Pour le Ministre, il faut donc: «Évaluer le niveau d’exposition des consommateurs aux dangers alimentaires et contrôler la conformité à la réglementation  en vigueur, dresser un état des lieux sans phares du statut sanitaire et phytosanitaire d’un ensemble de catégorie d’aliments produits localement et importés en République gabonaise, renforcer la sûreté de la chaîne alimentaire et assurer un niveau élevé de protection de la santé des populations par la mise sur le marché des denrées alimentaires de très hautes qualité sanitaire, nutri-intelligents pour autant qu’ils soient sains, sûrs et salubres».

Les pesticides présentant une chronique peuvent engendrer « des cancers ou des troubles du développement chez les enfants en pleine croissance« , prévient l’OMS.

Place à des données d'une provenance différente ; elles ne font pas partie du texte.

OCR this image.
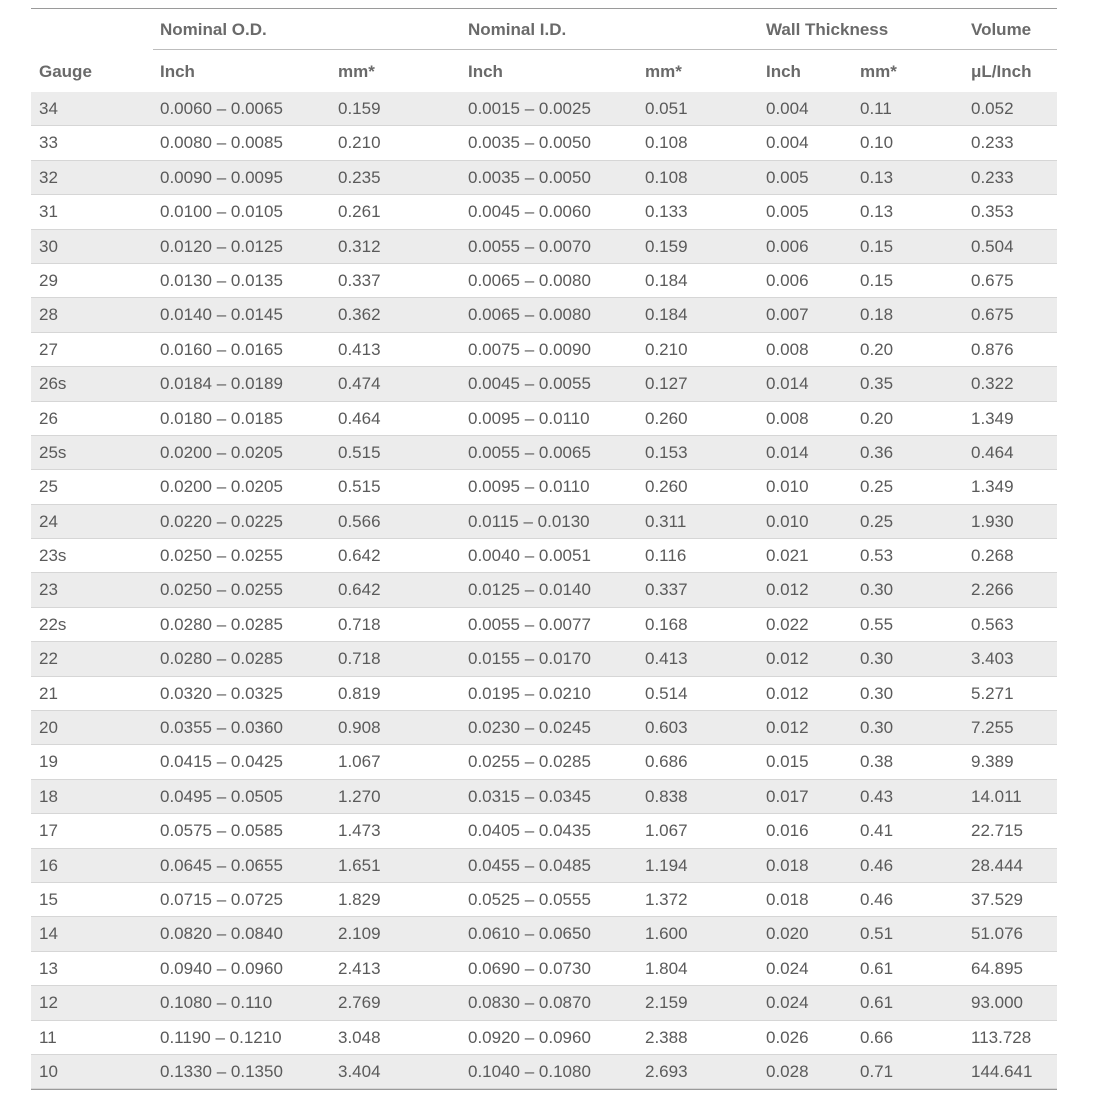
Nominal O.D.	Nominal I.D.	Wall Thickness	Volume
Gauge	Inch	mm*	Inch	mm*	Inch	mm*	μL/Inch
34	0.0060 – 0.0065	0.159	0.0015 – 0.0025	0.051	0.004	0.11	0.052
33	0.0080 – 0.0085	0.210	0.0035 – 0.0050	0.108	0.004	0.10	0.233
32	0.0090 – 0.0095	0.235	0.0035 – 0.0050	0.108	0.005	0.13	0.233
31	0.0100 – 0.0105	0.261	0.0045 – 0.0060	0.133	0.005	0.13	0.353
30	0.0120 – 0.0125	0.312	0.0055 – 0.0070	0.159	0.006	0.15	0.504
29	0.0130 – 0.0135	0.337	0.0065 – 0.0080	0.184	0.006	0.15	0.675
28	0.0140 – 0.0145	0.362	0.0065 – 0.0080	0.184	0.007	0.18	0.675
27	0.0160 – 0.0165	0.413	0.0075 – 0.0090	0.210	0.008	0.20	0.876
26s	0.0184 – 0.0189	0.474	0.0045 – 0.0055	0.127	0.014	0.35	0.322
26	0.0180 – 0.0185	0.464	0.0095 – 0.0110	0.260	0.008	0.20	1.349
25s	0.0200 – 0.0205	0.515	0.0055 – 0.0065	0.153	0.014	0.36	0.464
25	0.0200 – 0.0205	0.515	0.0095 – 0.0110	0.260	0.010	0.25	1.349
24	0.0220 – 0.0225	0.566	0.0115 – 0.0130	0.311	0.010	0.25	1.930
23s	0.0250 – 0.0255	0.642	0.0040 – 0.0051	0.116	0.021	0.53	0.268
23	0.0250 – 0.0255	0.642	0.0125 – 0.0140	0.337	0.012	0.30	2.266
22s	0.0280 – 0.0285	0.718	0.0055 – 0.0077	0.168	0.022	0.55	0.563
22	0.0280 – 0.0285	0.718	0.0155 – 0.0170	0.413	0.012	0.30	3.403
21	0.0320 – 0.0325	0.819	0.0195 – 0.0210	0.514	0.012	0.30	5.271
20	0.0355 – 0.0360	0.908	0.0230 – 0.0245	0.603	0.012	0.30	7.255
19	0.0415 – 0.0425	1.067	0.0255 – 0.0285	0.686	0.015	0.38	9.389
18	0.0495 – 0.0505	1.270	0.0315 – 0.0345	0.838	0.017	0.43	14.011
17	0.0575 – 0.0585	1.473	0.0405 – 0.0435	1.067	0.016	0.41	22.715
16	0.0645 – 0.0655	1.651	0.0455 – 0.0485	1.194	0.018	0.46	28.444
15	0.0715 – 0.0725	1.829	0.0525 – 0.0555	1.372	0.018	0.46	37.529
14	0.0820 – 0.0840	2.109	0.0610 – 0.0650	1.600	0.020	0.51	51.076
13	0.0940 – 0.0960	2.413	0.0690 – 0.0730	1.804	0.024	0.61	64.895
12	0.1080 – 0.110	2.769	0.0830 – 0.0870	2.159	0.024	0.61	93.000
11	0.1190 – 0.1210	3.048	0.0920 – 0.0960	2.388	0.026	0.66	113.728
10	0.1330 – 0.1350	3.404	0.1040 – 0.1080	2.693	0.028	0.71	144.641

Les petits exploitants agricoles des pays en développement comme le Gabon ne disposent souvent pas ou n’utilisent pas d’équipements de protection. Ces derniers ont principalement recours à des pulvérisateurs à dos qui les exposent à « des risques importants ».

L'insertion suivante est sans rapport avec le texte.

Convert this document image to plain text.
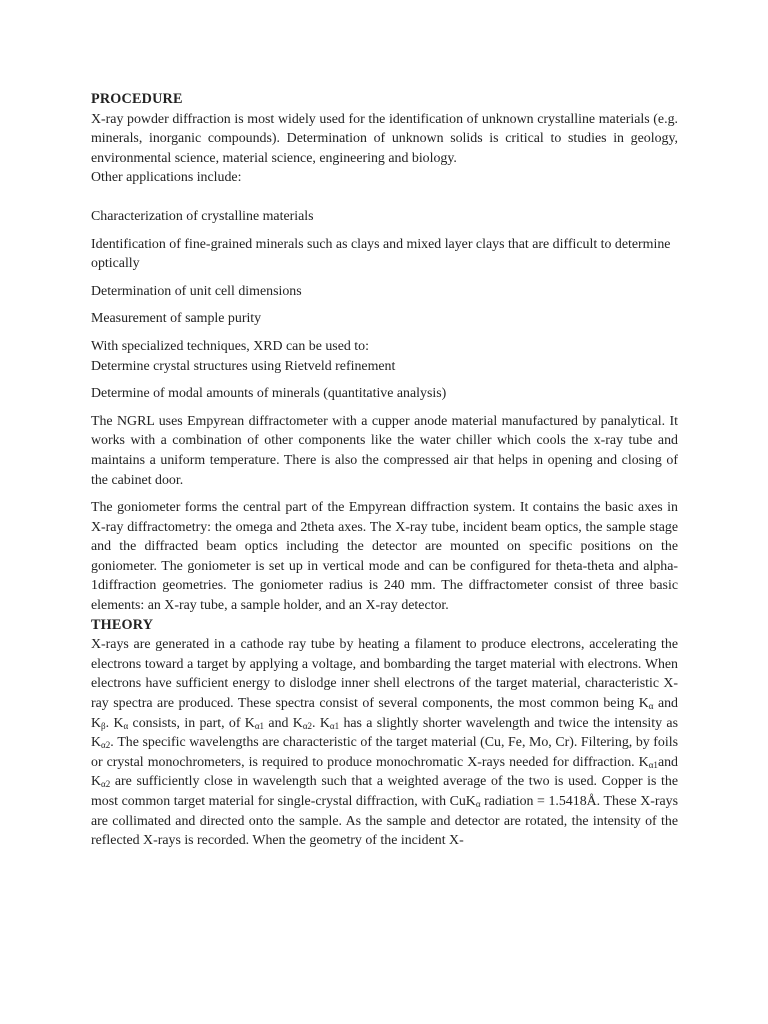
PROCEDURE

X-ray powder diffraction is most widely used for the identification of unknown crystalline materials (e.g. minerals, inorganic compounds). Determination of unknown solids is critical to studies in geology, environmental science, material science, engineering and biology.

Other applications include:

Characterization of crystalline materials

Identification of fine-grained minerals such as clays and mixed layer clays that are difficult to determine optically

Determination of unit cell dimensions

Measurement of sample purity

With specialized techniques, XRD can be used to:

Determine crystal structures using Rietveld refinement

Determine of modal amounts of minerals (quantitative analysis)

The NGRL uses Empyrean diffractometer with a cupper anode material manufactured by panalytical. It works with a combination of other components like the water chiller which cools the x-ray tube and maintains a uniform temperature. There is also the compressed air that helps in opening and closing of the cabinet door.

The goniometer forms the central part of the Empyrean diffraction system. It contains the basic axes in X-ray diffractometry: the omega and 2theta axes. The X-ray tube, incident beam optics, the sample stage and the diffracted beam optics including the detector are mounted on specific positions on the goniometer. The goniometer is set up in vertical mode and can be configured for theta-theta and alpha-1diffraction geometries. The goniometer radius is 240 mm. The diffractometer consist of three basic elements: an X-ray tube, a sample holder, and an X-ray detector.

THEORY

X-rays are generated in a cathode ray tube by heating a filament to produce electrons, accelerating the electrons toward a target by applying a voltage, and bombarding the target material with electrons. When electrons have sufficient energy to dislodge inner shell electrons of the target material, characteristic X-ray spectra are produced. These spectra consist of several components, the most common being $K_\alpha$ and $K_\beta$. $K_\alpha$ consists, in part, of $K_{\alpha 1}$ and $K_{\alpha 2}$. $K_{\alpha 1}$ has a slightly shorter wavelength and twice the intensity as $K_{\alpha 2}$. The specific wavelengths are characteristic of the target material (Cu, Fe, Mo, Cr). Filtering, by foils or crystal monochrometers, is required to produce monochromatic X-rays needed for diffraction. $K_{\alpha 1}and$ $K_{\alpha 2}$ are sufficiently close in wavelength such that a weighted average of the two is used. Copper is the most common target material for single-crystal diffraction, with CuK$_\alpha$ radiation = 1.5418Å. These X-rays are collimated and directed onto the sample. As the sample and detector are rotated, the intensity of the reflected X-rays is recorded. When the geometry of the incident X-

Les directives proposent une feuille de route pour aider les pays à identifier et à utiliser les pesticides particulièrement dangereux. « Cela implique un inventaire physique, une évaluation des risques et des besoins réels mais aussi la prise de mesures appropriées en vue d’atténuer les risques. Dans de nombreux cas, il s’agira de supprimer le produit et dans d’autres cas, où il n’y a aucune bonne alternative, d’autres mesures destinées à atténuer les risques pourront être envisagées », préconisent la FAO et l’OMS. Cela implique également « le renforcement des approches de protection intégrée contre les ravageurs en tant que méthode reconnue pour la conception de systèmes durables de protection des cultures ».

«Résolument engagé dans le développement d’une agriculture climato-intelligente, respectueuse de l’environnement et préservatrice du bien-être et de la santé des populations, un accent particulier sera accordé à la recherche des résidus de pesticides et autres contaminants chimiques, dans les produits alimentaires, consommés par des gabonais, sans discrimination d’origine», a précisé Yves Fernand Manfoumbi.

Aussi, pour arriver aux objectifs escomptés, «un dispositif de contrôles sanitaires des aliments à l’importation aux frontières maritimes, aériennes, terrestres et à la distribution qui sera assuré par les officiers judiciaires à la compétence spéciale de l’Agence gabonaise de sécurité alimentaires (Asaga)», a expliqué le patron de l’Agriculture.

Au delà de la sécurité alimentaire, l’idée est de développer une réflexion stratégique dans le cadre du Plan Stratégique Gabon Emergent (PSGE) et répondre aux enjeux du développement de la production agricole.